Lot Details
Lot 1105
[LAW] BLACKSTONE, WILLIAM. Commentaries on the Laws of England
. Oxford: printed at the Clarendon Press, 1768-68-68-69. The first two volumes third editions, the last two first editions, a mixed set as frequently found. Four volumes, contemporary calf, the spines tooled and lettered in gilt with raised bands. 10 3/4 x 8 1/2 inches (27.5 x 22 cm); I: (iv), viii 485 pp.; II: (viii), 520, xx pp., with the Table of Consanguinity and the Table of Descents plates; III: viii, 455, (1), xxvii pp.; IV: viii, 436, vii, (i), with the 39 pp. of the index at the rear. Neatly rebacked, joints again weakening. Generally a clean copy but with some scattered foxing and stray stains, in all a rather nice set.
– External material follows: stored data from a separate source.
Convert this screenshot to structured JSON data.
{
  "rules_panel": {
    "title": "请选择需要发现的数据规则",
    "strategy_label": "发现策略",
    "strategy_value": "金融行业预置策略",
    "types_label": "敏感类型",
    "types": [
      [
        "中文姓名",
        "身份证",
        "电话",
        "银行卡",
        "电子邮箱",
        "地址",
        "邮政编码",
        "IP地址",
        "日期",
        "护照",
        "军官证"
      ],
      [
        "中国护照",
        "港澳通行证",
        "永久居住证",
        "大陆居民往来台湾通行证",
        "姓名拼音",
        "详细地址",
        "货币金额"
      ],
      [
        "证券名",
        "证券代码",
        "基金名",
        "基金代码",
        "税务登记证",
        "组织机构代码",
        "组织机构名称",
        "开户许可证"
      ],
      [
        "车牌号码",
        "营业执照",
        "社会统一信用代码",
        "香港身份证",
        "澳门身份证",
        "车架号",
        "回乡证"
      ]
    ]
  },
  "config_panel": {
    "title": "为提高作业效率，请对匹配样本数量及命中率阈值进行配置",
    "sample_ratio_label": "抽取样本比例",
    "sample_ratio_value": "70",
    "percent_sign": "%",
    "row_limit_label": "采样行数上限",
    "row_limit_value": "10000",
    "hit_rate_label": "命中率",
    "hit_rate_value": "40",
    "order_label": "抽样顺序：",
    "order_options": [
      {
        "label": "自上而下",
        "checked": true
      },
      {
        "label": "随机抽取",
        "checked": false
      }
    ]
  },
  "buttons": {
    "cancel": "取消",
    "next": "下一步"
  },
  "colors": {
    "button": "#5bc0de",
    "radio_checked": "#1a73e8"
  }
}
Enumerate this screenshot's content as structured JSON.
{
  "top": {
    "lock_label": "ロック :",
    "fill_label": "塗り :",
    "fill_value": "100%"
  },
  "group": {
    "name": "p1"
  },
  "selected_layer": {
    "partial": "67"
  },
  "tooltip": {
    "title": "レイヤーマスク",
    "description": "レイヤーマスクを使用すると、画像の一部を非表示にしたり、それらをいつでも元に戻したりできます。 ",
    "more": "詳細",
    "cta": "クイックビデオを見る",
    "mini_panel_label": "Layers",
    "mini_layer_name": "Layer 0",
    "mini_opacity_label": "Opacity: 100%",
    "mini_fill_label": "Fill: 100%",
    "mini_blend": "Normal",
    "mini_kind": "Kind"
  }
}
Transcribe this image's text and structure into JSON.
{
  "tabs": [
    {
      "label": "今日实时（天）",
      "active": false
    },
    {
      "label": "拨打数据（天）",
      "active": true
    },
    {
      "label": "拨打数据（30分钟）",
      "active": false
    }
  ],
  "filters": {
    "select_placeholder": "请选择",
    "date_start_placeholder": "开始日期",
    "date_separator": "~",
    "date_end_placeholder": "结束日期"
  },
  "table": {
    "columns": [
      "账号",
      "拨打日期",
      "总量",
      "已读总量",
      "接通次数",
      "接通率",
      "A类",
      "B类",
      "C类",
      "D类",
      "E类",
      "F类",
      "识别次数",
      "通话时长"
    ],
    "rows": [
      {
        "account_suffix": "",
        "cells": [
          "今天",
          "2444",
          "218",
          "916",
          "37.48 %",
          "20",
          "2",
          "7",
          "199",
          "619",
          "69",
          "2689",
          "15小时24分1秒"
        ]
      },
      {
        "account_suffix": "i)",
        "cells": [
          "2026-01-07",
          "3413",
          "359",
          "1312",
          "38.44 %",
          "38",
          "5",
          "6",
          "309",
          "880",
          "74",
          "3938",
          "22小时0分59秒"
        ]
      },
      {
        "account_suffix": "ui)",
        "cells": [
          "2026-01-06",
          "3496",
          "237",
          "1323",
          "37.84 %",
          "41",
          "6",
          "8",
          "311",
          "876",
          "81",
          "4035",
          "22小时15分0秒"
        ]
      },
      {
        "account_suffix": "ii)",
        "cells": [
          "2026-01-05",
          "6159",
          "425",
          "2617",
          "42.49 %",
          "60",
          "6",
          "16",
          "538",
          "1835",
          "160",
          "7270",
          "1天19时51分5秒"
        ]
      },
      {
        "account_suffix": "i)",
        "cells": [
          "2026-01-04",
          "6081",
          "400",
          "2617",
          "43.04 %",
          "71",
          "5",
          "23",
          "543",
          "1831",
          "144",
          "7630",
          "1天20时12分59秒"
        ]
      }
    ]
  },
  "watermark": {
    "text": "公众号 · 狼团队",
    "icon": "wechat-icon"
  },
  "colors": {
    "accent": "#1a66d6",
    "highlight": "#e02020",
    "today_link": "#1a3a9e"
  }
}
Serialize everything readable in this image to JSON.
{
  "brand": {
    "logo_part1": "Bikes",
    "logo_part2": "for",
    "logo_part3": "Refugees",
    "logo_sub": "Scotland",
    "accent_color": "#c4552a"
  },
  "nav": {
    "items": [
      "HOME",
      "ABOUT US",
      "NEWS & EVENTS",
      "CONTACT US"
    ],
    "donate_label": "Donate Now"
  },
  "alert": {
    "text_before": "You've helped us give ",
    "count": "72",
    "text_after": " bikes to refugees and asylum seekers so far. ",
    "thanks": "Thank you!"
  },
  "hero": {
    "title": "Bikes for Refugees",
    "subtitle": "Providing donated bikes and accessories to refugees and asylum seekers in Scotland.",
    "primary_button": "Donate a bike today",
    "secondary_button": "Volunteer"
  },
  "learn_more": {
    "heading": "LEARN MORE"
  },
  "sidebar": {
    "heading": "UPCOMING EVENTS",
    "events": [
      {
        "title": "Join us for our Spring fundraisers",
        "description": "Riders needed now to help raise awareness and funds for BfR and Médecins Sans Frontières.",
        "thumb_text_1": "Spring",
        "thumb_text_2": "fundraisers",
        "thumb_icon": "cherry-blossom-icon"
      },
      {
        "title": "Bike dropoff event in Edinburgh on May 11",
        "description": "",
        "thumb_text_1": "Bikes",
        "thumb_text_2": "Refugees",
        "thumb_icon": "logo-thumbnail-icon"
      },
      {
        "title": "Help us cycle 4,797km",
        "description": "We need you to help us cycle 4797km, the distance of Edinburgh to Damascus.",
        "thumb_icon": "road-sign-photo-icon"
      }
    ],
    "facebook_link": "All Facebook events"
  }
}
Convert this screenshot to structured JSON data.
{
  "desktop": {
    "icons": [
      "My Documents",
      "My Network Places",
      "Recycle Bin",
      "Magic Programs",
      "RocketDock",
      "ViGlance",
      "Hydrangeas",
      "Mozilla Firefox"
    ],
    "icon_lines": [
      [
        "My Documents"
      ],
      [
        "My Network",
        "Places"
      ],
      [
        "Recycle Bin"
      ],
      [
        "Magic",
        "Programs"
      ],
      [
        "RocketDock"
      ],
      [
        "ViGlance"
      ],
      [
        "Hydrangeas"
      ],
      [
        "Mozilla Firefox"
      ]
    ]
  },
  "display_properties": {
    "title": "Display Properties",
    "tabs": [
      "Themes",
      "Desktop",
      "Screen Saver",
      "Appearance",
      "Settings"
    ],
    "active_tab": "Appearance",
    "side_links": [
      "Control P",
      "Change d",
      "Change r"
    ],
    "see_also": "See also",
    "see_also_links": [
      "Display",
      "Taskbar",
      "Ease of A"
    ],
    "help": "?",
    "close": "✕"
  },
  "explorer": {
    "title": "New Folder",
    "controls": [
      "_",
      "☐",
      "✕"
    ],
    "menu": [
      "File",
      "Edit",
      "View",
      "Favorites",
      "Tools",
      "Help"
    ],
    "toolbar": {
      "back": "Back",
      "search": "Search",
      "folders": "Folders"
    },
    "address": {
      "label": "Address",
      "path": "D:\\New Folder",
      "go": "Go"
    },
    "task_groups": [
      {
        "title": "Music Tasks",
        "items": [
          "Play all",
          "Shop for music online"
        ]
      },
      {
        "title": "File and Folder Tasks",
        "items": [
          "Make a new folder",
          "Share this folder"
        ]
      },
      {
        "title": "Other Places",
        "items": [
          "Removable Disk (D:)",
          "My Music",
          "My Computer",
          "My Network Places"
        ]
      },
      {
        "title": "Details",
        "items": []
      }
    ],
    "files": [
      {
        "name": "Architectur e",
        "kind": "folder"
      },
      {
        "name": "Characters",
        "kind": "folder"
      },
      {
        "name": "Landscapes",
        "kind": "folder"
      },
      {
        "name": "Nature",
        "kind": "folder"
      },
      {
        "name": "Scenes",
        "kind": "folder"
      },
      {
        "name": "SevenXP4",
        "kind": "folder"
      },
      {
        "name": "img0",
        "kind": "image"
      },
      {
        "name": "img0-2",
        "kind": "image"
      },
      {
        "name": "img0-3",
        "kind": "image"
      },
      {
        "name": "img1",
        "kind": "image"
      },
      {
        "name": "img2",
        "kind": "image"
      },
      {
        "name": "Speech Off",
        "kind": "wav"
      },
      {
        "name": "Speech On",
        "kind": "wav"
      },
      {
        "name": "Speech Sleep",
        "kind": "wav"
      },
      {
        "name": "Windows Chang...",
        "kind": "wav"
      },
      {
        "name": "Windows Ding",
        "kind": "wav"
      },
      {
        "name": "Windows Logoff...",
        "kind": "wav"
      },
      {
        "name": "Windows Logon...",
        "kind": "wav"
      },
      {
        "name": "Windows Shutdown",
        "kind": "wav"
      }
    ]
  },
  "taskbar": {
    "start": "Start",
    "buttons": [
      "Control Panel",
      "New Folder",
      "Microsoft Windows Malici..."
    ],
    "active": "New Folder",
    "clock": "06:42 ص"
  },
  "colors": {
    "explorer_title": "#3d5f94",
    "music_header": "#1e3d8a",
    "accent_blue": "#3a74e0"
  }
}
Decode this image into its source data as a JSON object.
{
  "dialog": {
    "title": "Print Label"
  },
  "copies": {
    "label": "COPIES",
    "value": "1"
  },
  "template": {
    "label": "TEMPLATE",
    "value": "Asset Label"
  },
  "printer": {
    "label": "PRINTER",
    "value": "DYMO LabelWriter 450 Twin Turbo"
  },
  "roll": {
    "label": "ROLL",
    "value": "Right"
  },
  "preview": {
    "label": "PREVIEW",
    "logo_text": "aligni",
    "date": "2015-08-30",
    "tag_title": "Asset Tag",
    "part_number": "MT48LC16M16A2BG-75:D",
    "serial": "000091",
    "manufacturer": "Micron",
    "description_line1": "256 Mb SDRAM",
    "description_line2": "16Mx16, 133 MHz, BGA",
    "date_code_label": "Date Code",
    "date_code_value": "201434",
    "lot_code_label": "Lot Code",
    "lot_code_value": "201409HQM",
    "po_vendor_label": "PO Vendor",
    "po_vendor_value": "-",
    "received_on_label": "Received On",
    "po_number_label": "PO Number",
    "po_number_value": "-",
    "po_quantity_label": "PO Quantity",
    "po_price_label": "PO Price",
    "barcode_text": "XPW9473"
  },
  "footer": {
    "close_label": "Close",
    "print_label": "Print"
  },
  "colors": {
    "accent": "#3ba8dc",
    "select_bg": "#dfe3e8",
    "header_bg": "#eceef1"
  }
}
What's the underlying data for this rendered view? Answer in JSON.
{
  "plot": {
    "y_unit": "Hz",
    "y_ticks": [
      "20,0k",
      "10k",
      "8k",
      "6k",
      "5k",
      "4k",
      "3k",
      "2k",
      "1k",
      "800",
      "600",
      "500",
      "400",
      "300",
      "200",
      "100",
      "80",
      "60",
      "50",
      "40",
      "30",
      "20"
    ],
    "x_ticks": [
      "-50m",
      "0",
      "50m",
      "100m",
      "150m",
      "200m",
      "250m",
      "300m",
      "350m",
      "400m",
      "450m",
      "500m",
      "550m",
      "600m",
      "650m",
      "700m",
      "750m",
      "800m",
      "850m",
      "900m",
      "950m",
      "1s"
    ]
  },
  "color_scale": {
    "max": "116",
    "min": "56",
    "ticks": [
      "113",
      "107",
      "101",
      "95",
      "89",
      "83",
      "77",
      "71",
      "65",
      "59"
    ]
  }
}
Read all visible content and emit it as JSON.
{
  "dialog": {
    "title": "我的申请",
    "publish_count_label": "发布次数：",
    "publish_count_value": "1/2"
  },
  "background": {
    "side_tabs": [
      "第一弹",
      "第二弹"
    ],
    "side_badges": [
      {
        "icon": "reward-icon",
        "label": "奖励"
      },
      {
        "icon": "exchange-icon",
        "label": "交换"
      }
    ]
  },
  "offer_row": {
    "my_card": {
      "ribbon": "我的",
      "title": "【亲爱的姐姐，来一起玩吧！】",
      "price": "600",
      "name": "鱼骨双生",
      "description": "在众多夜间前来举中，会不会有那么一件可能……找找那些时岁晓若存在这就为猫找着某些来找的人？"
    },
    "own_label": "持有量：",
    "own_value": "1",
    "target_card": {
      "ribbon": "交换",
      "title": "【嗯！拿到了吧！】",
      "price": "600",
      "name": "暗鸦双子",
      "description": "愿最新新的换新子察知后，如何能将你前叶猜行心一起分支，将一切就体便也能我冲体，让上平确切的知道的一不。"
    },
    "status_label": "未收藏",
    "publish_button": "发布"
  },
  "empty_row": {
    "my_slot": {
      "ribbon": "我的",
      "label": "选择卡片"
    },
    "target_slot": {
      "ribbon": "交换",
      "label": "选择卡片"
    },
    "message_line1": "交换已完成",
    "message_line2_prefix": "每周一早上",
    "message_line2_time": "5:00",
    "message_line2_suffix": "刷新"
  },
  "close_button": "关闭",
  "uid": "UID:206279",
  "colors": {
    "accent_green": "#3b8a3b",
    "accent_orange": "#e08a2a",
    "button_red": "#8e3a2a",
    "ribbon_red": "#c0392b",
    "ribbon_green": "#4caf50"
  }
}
Mixed set of one of the great classics of English law and jurisprudence. Blackstone's work succeeded that of Edward Coke as the foundational treatise on English law. PMM states "Blackstone's great work on the laws of England is the extreme example of justification of an existing state of affairs by virtue of its history... Until the Commentaries, the ordinary Englishman had viewed the law as a vast, unintelligible and unfriendly machine... Blackstone's great achievement was to popularize the law and the traditions which had influenced its formation... He takes a delight in describing and defending as the essence of the constitution the often anomalous complexities which had grown into the laws of England over the centuries. But he achieves the astonishing feat of communicating this delight, and this is due to a style which is itself always lucid and graceful."
The influence of Blackstone on the Founding Fathers should not be understated. While Jefferson ultimately grew to dislike Blackstone, Hamilton cited the Commentaries in Federalists No. 69 and 84 to bolster the case for the Constitution. Grolier/English 52; PMM 212; Rothschild 407.